Quando cheguei à garagem, o ar estava parado, e a moto brilhava sob a luz amarela do poste que entrava pelas grades. Aproximei-me como quem se aproxima de um altar. Toquei o guidão, o assento, o metal frio. Tudo nela parecia pulsar. O couro escuro do banco guardava o calor do dia, e o contraste entre o frio do metal e o morno da superfície me fez prender o ar.
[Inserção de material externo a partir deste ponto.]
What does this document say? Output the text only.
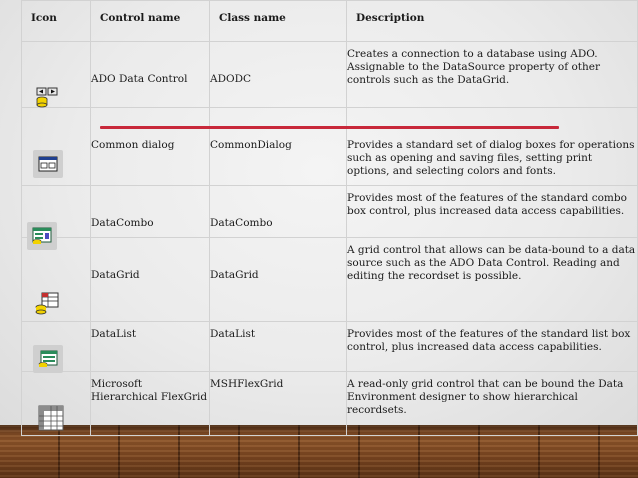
Icon	Control name	Class name	Description

ADO Data Control	ADODC	Creates a connection to a database using ADO. Assignable to the DataSource property of other controls such as the DataGrid.

Common dialog	CommonDialog	Provides a standard set of dialog boxes for operations such as opening and saving files, setting print options, and selecting colors and fonts.

DataCombo	DataCombo	Provides most of the features of the standard combo box control, plus increased data access capabilities.

DataGrid	DataGrid	A grid control that allows can be data-bound to a data source such as the ADO Data Control. Reading and editing the recordset is possible.

DataList	DataList	Provides most of the features of the standard list box control, plus increased data access capabilities.

Microsoft Hierarchical FlexGrid	MSHFlexGrid	A read-only grid control that can be bound the Data Environment designer to show hierarchical recordsets.
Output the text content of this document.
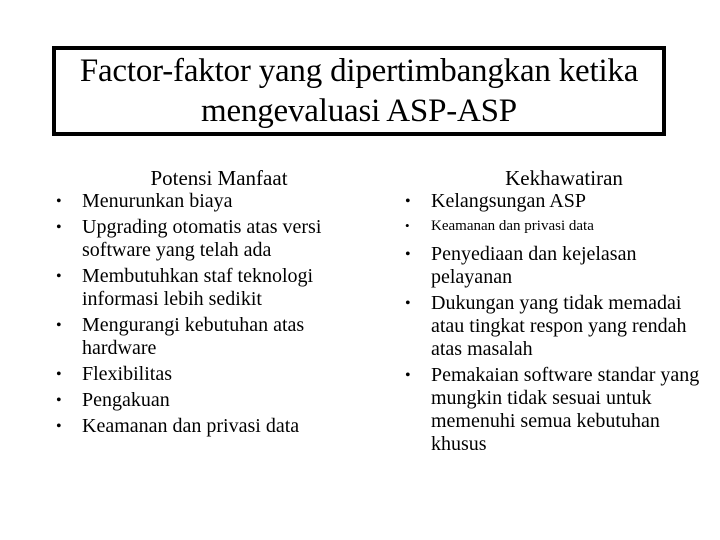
Factor-faktor yang dipertimbangkan ketika
mengevaluasi ASP-ASP
Potensi Manfaat
•	Menurunkan biaya
•	Upgrading otomatis atas versi software yang telah ada
•	Membutuhkan staf teknologi informasi lebih sedikit
•	Mengurangi kebutuhan atas hardware
•	Flexibilitas
•	Pengakuan
•	Keamanan dan privasi data
Kekhawatiran
•	Kelangsungan ASP
•	Keamanan dan privasi data
•	Penyediaan dan kejelasan pelayanan
•	Dukungan yang tidak memadai atau tingkat respon yang rendah atas masalah
•	Pemakaian software standar yang mungkin tidak sesuai untuk memenuhi semua kebutuhan khusus
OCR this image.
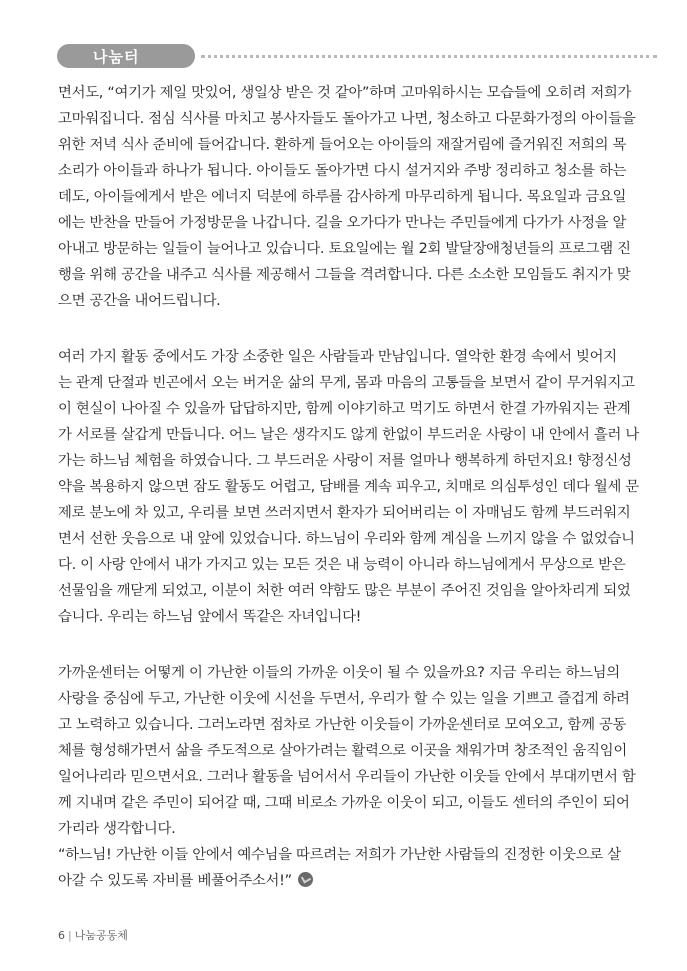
나눔터
면서도, “여기가 제일 맛있어, 생일상 받은 것 같아”하며 고마워하시는 모습들에 오히려 저희가
고마워집니다. 점심 식사를 마치고 봉사자들도 돌아가고 나면, 청소하고 다문화가정의 아이들을
위한 저녁 식사 준비에 들어갑니다. 환하게 들어오는 아이들의 재잘거림에 즐거워진 저희의 목
소리가 아이들과 하나가 됩니다. 아이들도 돌아가면 다시 설거지와 주방 정리하고 청소를 하는
데도, 아이들에게서 받은 에너지 덕분에 하루를 감사하게 마무리하게 됩니다. 목요일과 금요일
에는 반찬을 만들어 가정방문을 나갑니다. 길을 오가다가 만나는 주민들에게 다가가 사정을 알
아내고 방문하는 일들이 늘어나고 있습니다. 토요일에는 월 2회 발달장애청년들의 프로그램 진
행을 위해 공간을 내주고 식사를 제공해서 그들을 격려합니다. 다른 소소한 모임들도 취지가 맞
으면 공간을 내어드립니다.
여러 가지 활동 중에서도 가장 소중한 일은 사람들과 만남입니다. 열악한 환경 속에서 빚어지
는 관계 단절과 빈곤에서 오는 버거운 삶의 무게, 몸과 마음의 고통들을 보면서 같이 무거워지고
이 현실이 나아질 수 있을까 답답하지만, 함께 이야기하고 먹기도 하면서 한결 가까워지는 관계
가 서로를 살갑게 만듭니다. 어느 날은 생각지도 않게 한없이 부드러운 사랑이 내 안에서 흘러 나
가는 하느님 체험을 하였습니다. 그 부드러운 사랑이 저를 얼마나 행복하게 하던지요! 향정신성
약을 복용하지 않으면 잠도 활동도 어렵고, 담배를 계속 피우고, 치매로 의심투성인 데다 월세 문
제로 분노에 차 있고, 우리를 보면 쓰러지면서 환자가 되어버리는 이 자매님도 함께 부드러워지
면서 선한 웃음으로 내 앞에 있었습니다. 하느님이 우리와 함께 계심을 느끼지 않을 수 없었습니
다. 이 사랑 안에서 내가 가지고 있는 모든 것은 내 능력이 아니라 하느님에게서 무상으로 받은
선물임을 깨닫게 되었고, 이분이 처한 여러 약함도 많은 부분이 주어진 것임을 알아차리게 되었
습니다. 우리는 하느님 앞에서 똑같은 자녀입니다!
가까운센터는 어떻게 이 가난한 이들의 가까운 이웃이 될 수 있을까요? 지금 우리는 하느님의
사랑을 중심에 두고, 가난한 이웃에 시선을 두면서, 우리가 할 수 있는 일을 기쁘고 즐겁게 하려
고 노력하고 있습니다. 그러노라면 점차로 가난한 이웃들이 가까운센터로 모여오고, 함께 공동
체를 형성해가면서 삶을 주도적으로 살아가려는 활력으로 이곳을 채워가며 창조적인 움직임이
일어나리라 믿으면서요. 그러나 활동을 넘어서서 우리들이 가난한 이웃들 안에서 부대끼면서 함
께 지내며 같은 주민이 되어갈 때, 그때 비로소 가까운 이웃이 되고, 이들도 센터의 주인이 되어
가리라 생각합니다.
“하느님! 가난한 이들 안에서 예수님을 따르려는 저희가 가난한 사람들의 진정한 이웃으로 살
아갈 수 있도록 자비를 베풀어주소서!”
6 | 나눔공동체
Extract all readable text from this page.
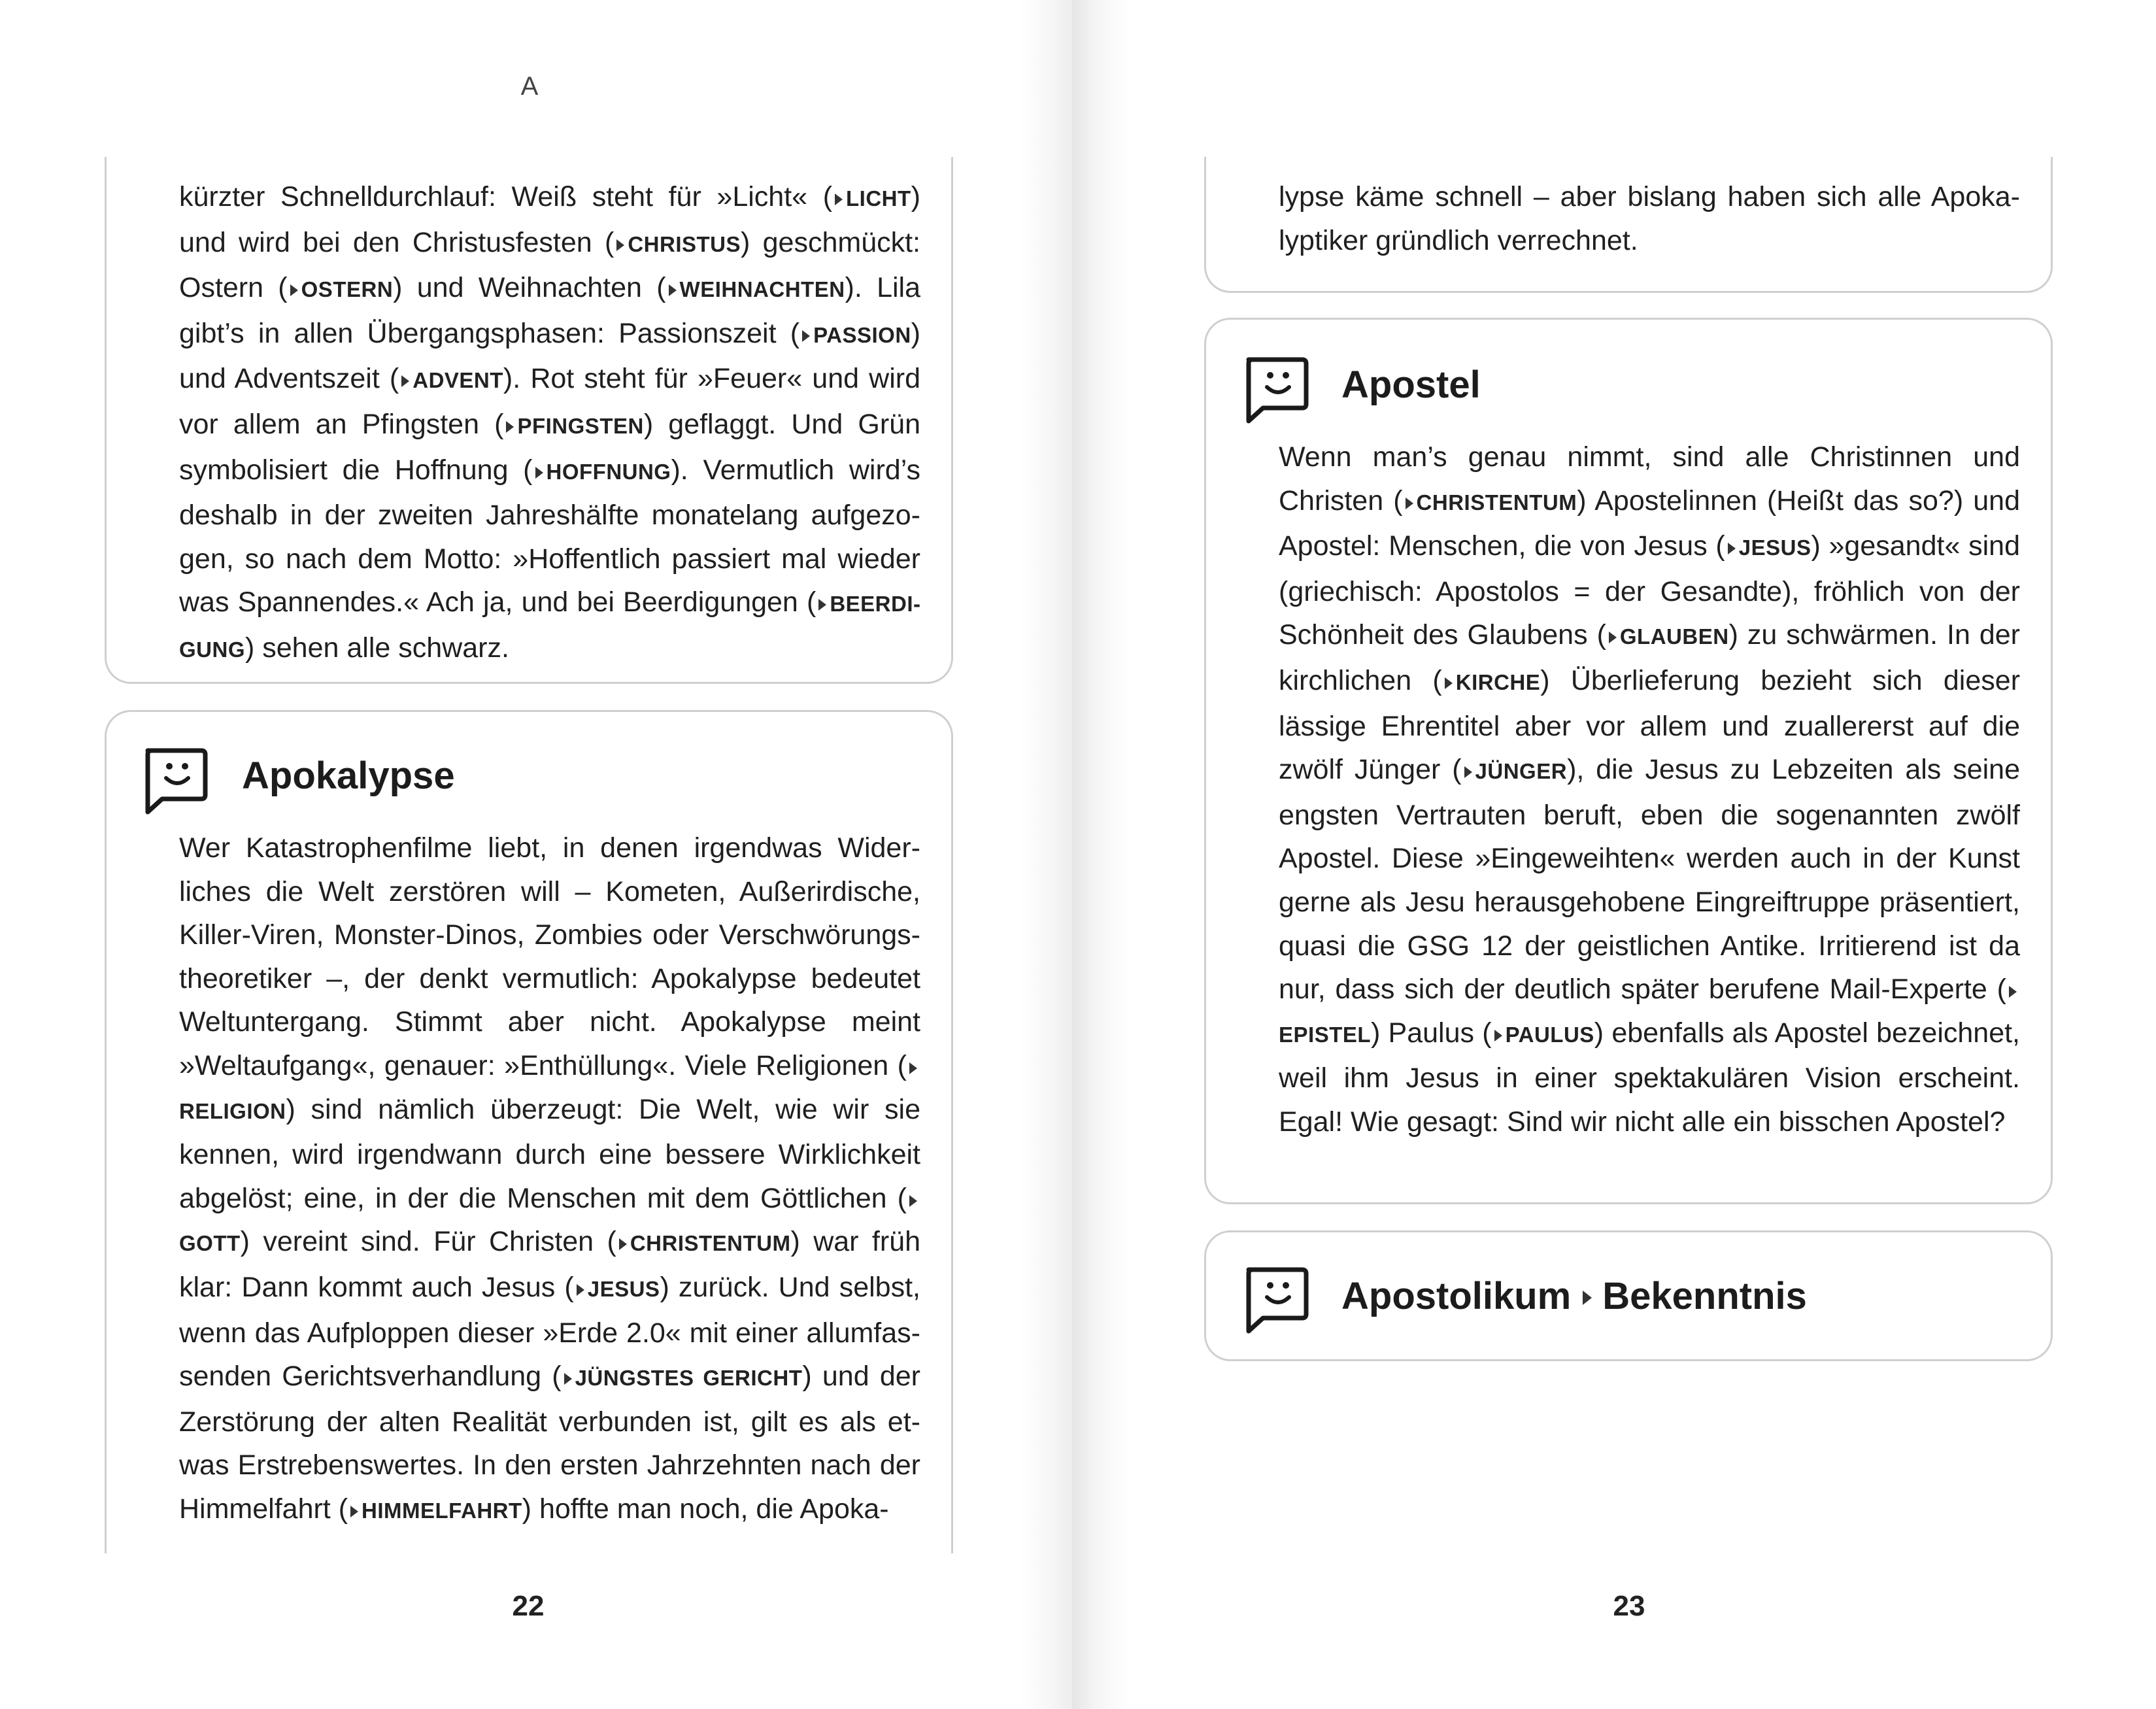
A

kürzter Schnelldurchlauf: Weiß steht für »Licht« ( LICHT) und wird bei den Christusfesten ( CHRISTUS) geschmückt: Ostern ( OSTERN) und Weihnachten ( WEIHNACHTEN). Lila gibt’s in allen Übergangsphasen: Passionszeit ( PASSION) und Adventszeit ( ADVENT). Rot steht für »Feuer« und wird vor allem an Pfingsten ( PFINGSTEN) geflaggt. Und Grün symbolisiert die Hoffnung ( HOFFNUNG). Vermutlich wird’s deshalb in der zweiten Jahreshälfte monatelang aufgezogen, so nach dem Motto: »Hoffentlich passiert mal wieder was Spannendes.« Ach ja, und bei Beerdigungen ( BEERDIGUNG) sehen alle schwarz.

Apokalypse

Wer Katastrophenfilme liebt, in denen irgendwas Widerliches die Welt zerstören will – Kometen, Außerirdische, Killer-Viren, Monster-Dinos, Zombies oder Verschwörungstheoretiker –, der denkt vermutlich: Apokalypse bedeutet Weltuntergang. Stimmt aber nicht. Apokalypse meint »Weltaufgang«, genauer: »Enthüllung«. Viele Religionen (RELIGION) sind nämlich überzeugt: Die Welt, wie wir sie kennen, wird irgendwann durch eine bessere Wirklichkeit abgelöst; eine, in der die Menschen mit dem Göttlichen (GOTT) vereint sind. Für Christen ( CHRISTENTUM) war früh klar: Dann kommt auch Jesus ( JESUS) zurück. Und selbst, wenn das Aufploppen dieser »Erde 2.0« mit einer allumfassenden Gerichtsverhandlung ( JÜNGSTES GERICHT) und der Zerstörung der alten Realität verbunden ist, gilt es als etwas Erstrebenswertes. In den ersten Jahrzehnten nach der Himmelfahrt ( HIMMELFAHRT) hoffte man noch, die Apoka-

22	23

lypse käme schnell – aber bislang haben sich alle Apokalyptiker gründlich verrechnet.

Apostel

Wenn man’s genau nimmt, sind alle Christinnen und Christen ( CHRISTENTUM) Apostelinnen (Heißt das so?) und Apostel: Menschen, die von Jesus ( JESUS) »gesandt« sind (griechisch: Apostolos = der Gesandte), fröhlich von der Schönheit des Glaubens ( GLAUBEN) zu schwärmen. In der kirchlichen ( KIRCHE) Überlieferung bezieht sich dieser lässige Ehrentitel aber vor allem und zuallererst auf die zwölf Jünger ( JÜNGER), die Jesus zu Lebzeiten als seine engsten Vertrauten beruft, eben die sogenannten zwölf Apostel. Diese »Eingeweihten« werden auch in der Kunst gerne als Jesu herausgehobene Eingreiftruppe präsentiert, quasi die GSG 12 der geistlichen Antike. Irritierend ist da nur, dass sich der deutlich später berufene Mail-Experte (EPISTEL) Paulus ( PAULUS) ebenfalls als Apostel bezeichnet, weil ihm Jesus in einer spektakulären Vision erscheint. Egal! Wie gesagt: Sind wir nicht alle ein bisschen Apostel?

Apostolikum Bekenntnis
Sentei-me devagar, sentindo o peso do corpo ajustar-se ao da máquina. Era como se houvesse ali uma respiração que não era só minha. O silêncio se encheu de algo elétrico, uma vibração invisível que percorria minha pele. O ar parecia mais denso, e o simples fato de estar ali, sobre aquele corpo de aço, me fez sentir um tipo de poder que eu nunca havia experimentado. Resolvi tirar a roupa.
Fechei os olhos. O cheiro do óleo, o eco distante de um carro passando, o roçar do tecido contra o assento — tudo se misturava numa espécie de vertigem. Não havia palavras. Só uma sensação crescente de que eu estava prestes a cruzar uma fronteira, e que depois dela nada seria igual.
Um som me fez despertar: o portão se abrindo. Dois carros entraram, faróis cortando a escuridão. A luz me encontrou por um segundo, e o coração quase saiu pela boca. Recuo. Silêncio. Risadas distantes. O elevador subindo.
Quando tudo voltou à calma, percebi que tremia — não de medo, mas de algo mais fundo. Vesti a camisa larga que trazia comigo e subi as escadas em silêncio. A cada andar, sentia que deixava algo para trás — ou talvez trouxesse algo novo comigo.
No quarto, deitei-me sem sono. Minha irmã virava de lado, sonhando com coisas simples. Eu, não. O teto parecia se mover, como se respirasse junto comigo. E pela primeira vez, compreendi que o desejo não era um pecado, mas uma força que me lembrava que eu estava viva.
Quando o despertador tocou, o sol já entrava pelas frestas da cortina. Eu ainda sentia o cheiro do metal, o calor da noite anterior grudado na pele.
Olhei para o espelho, e a menina que vi ali parecia outra — ou talvez fosse, enfim, eu mesma.